Un bel album, même si je ne trouve pas ça très malin d'avoir mis tous les textes en majuscules. Une belle réédition du recueil «
Je voudrais pas crever», en hommage à l'illustrateur Martin Maatje, mort avant d'avoir pu faire aboutir son projet de livre avec le poème de
Vian «Quand j'aurais du vent dans mon crâne». du coup «les copains ont repris le pinceau là où il l'avait posé», nous explique-t-on, et c'est réussi.
Si les illustrations sont sympas, le ton des poèmes de
Vian lui, avec sa drôle de façon de mêler la joyeuseté et le tragique de la vie, a un charme fou.

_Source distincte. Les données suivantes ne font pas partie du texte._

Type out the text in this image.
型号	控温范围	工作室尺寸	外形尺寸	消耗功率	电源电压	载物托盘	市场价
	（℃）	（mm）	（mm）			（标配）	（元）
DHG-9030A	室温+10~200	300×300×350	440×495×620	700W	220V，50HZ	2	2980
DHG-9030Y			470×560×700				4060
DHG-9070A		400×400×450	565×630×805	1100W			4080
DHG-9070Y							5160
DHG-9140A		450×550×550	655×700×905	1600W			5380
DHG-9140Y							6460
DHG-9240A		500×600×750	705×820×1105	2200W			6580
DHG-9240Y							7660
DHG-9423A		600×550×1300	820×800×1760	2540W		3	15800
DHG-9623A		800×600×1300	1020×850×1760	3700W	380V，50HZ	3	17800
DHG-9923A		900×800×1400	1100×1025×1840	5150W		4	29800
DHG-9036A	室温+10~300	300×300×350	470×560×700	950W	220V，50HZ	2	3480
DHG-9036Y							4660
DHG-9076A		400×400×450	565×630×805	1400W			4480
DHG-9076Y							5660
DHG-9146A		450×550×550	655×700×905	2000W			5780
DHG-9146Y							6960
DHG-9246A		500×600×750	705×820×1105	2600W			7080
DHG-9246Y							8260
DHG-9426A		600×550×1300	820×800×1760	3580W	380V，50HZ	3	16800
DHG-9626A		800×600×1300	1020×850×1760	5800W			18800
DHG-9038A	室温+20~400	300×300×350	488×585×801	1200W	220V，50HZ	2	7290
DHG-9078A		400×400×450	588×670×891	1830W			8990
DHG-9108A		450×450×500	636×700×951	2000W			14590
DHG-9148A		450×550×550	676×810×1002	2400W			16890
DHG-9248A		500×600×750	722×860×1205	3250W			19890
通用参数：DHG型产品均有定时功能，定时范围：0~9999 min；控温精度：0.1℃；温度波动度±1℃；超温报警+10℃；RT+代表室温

Ça nous parle de la mort avec des jeux de mots macabrement réjouissants
«Quand j'aurai du vent dans mon crâne
Quand j'aurai du vert sur mes osses
P'tête qu'on croira que je ricane
Mais ça sera une impression fosse»
Ça nous parle de la vie, du monde qui n'est pas toujours bien marrant, et souvent carrément terrible, mais tant qu'le ciel ne nous tombe pas sur la tête, hein, il y aura toujours l'élan vital à quoi se raccrocher, le truc essentiel de sentir en soi la vie vivante
«Ils peuvent casser le monde
En petits morceaux
Il en reste assez pour moi
Il en reste assez
J'aurais toujours un peu d'air
Un petit filet de vie
Dans l'oeil un peu de lumière
Et le vent dans les orties»
Ça nous parle de la création poétique, qui n'est pas toujours bien facile quand on passe après les autres
«Alors moi qu'est-ce qui me reste
Ils ont pris tous les mots commodes
Les beaux mots à faire du verbe
Les écumants, les chauds, les gros
Les cieux, les astres, les lanternes
Et ces brutes molles de vagues
Ragent rongent les rochers rouges
C'est plein de ténèbre et de cris
C'est plein de sang et plein de sexe
Plein de ventouses et de rubis
Alors moi qu'est-ce qui me reste»
En vrai, il en reste assez pour lui et sa créativité débordante fait jaillir un univers poétique inédit, surprenant, bien à lui, où l'inventivité et l'humour noir, l'émotion et la fantaisie, ont largement de quoi emballer le lecteur.